Anehnya, di kampung naga yang letaknya di Tasikmalaya, suatu wilayah yang ramai dan berbagai infrastruktur‎ energi tersedia disana, tapi masyarakatnya masih memakai minyak tanah bersubsidi. Saya bertanya kepada kepada pak Ucup , seorang Pemuka masyarakat di kampung naga, kenapa? Masyarakat kami boleh tidak dapat bantuan lain dari Pemerintah, tapi soal bantuan minyak tanah bersubsidi adalah mutlak. Kami ingin mempertahankan budaya lokal. Kami tidak boleh pakai listrik, karena itu sebabnya, lihatlah tiang listrik terakhir hanya boleh sampai dipinggir kampung kami, yang luasnya 1,5 ha dengan 113 bangunan (rumah dan fasilitas adat sosial lainnya) didalamnya. Untuk memasuki kampung naga yang letaknya 150 m dibawah jalan raya lintas utama Tasikmalaya – Garut dan dihuni oleh 300 an orang, pengunjung harus jalan kaki turun dan naik kembali , melalui 439 anak tangga. Meskipun turun naik itu cukup berat dan melelahkan, namun jumlah turis yang datang dari dalam dan luar negeri, cukup banyak.
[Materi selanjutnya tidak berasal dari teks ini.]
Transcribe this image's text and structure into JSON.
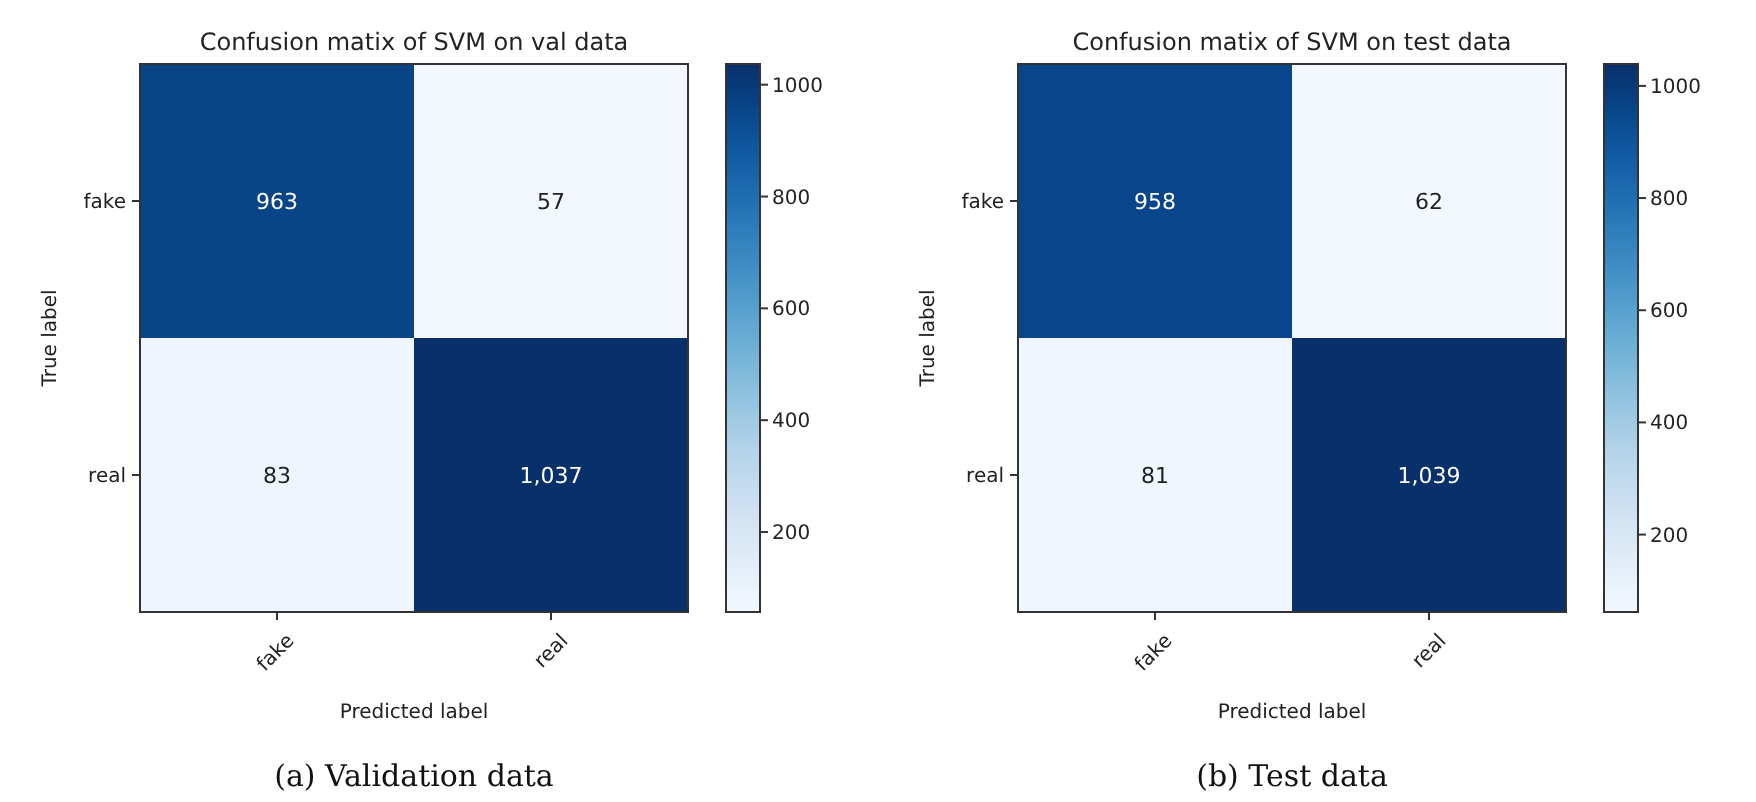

Bila kita lihat sepintas, meskipun secara umum kehidupan sehari hari di kampung naga banyak yang sama, tapi ada beberapa keunikannya yang terus dipertahankan. Ada yang bersawah tapi hanya boleh pakai pupuk organik. Malam hari anak anak belajar, tapi penerangannya hanya pakai lampu minyak tanah. Mereka memakan nasi dan ikan, tapi memasaknya dengan kayu bakar. Anak-anak punya hiburan dengan main layang-layang, bisa pakai handphone, tapi tidak untuk televisi. Kekhususan, antara lain seperti yang disebutkan tadi itu, telah membuat kampung naga menjadi objek pariwisata yang ramai dikunjungi.

Kembali ke soal pemakaian minyak tanah, sebenarnya pada saat ini juga masih dipakai di Gorontalo , suatu wilayah yang sudah konversi minyak tanah ke LPG. Hanya saja pemakaian minyak hanya dilakukan sekali setahun yaitu pada setiap tanggal 27 Ramadhan, pada kegiatan budaya yang disebut dengan Tumbilotohe, yaitu penyalaan obor minyak tanah di semua rumah ‎ pada malam hari itu. Pesta ini adalah budaya yang sudah turun temurun, sehingga menjadi objek pariwisata sampai saat ini. Hanya saja pada tahun terakhir ini, minyak tanah yang dipakai adalah minyak tanah tidak bersubsidi. Hal ini bisa terjadi, karena Pemerintah daerah menggunakan anggaran bidang pariwisata untuk membeli minyak tanah dengan harga keekonomian.

Bagaimana dengan kampung naga? Sepertinya ada perbedaan. Sekalipun kampung naga sudah menjadi objek pariwisata, akan tetapi pemakaian minyak tanah disini bukan untuk hiasan yang dilakukan sesaat, tetapi pemakaian minyak tanah dilakukan setiap hari sepanjang tahun dan untuk keperluan penerangan rumah tangga. Apakah untuk kasus ini bisa dibiayai oleh anggaran pariwisata? Tentu untuk itu perlu pengkajian mendalam.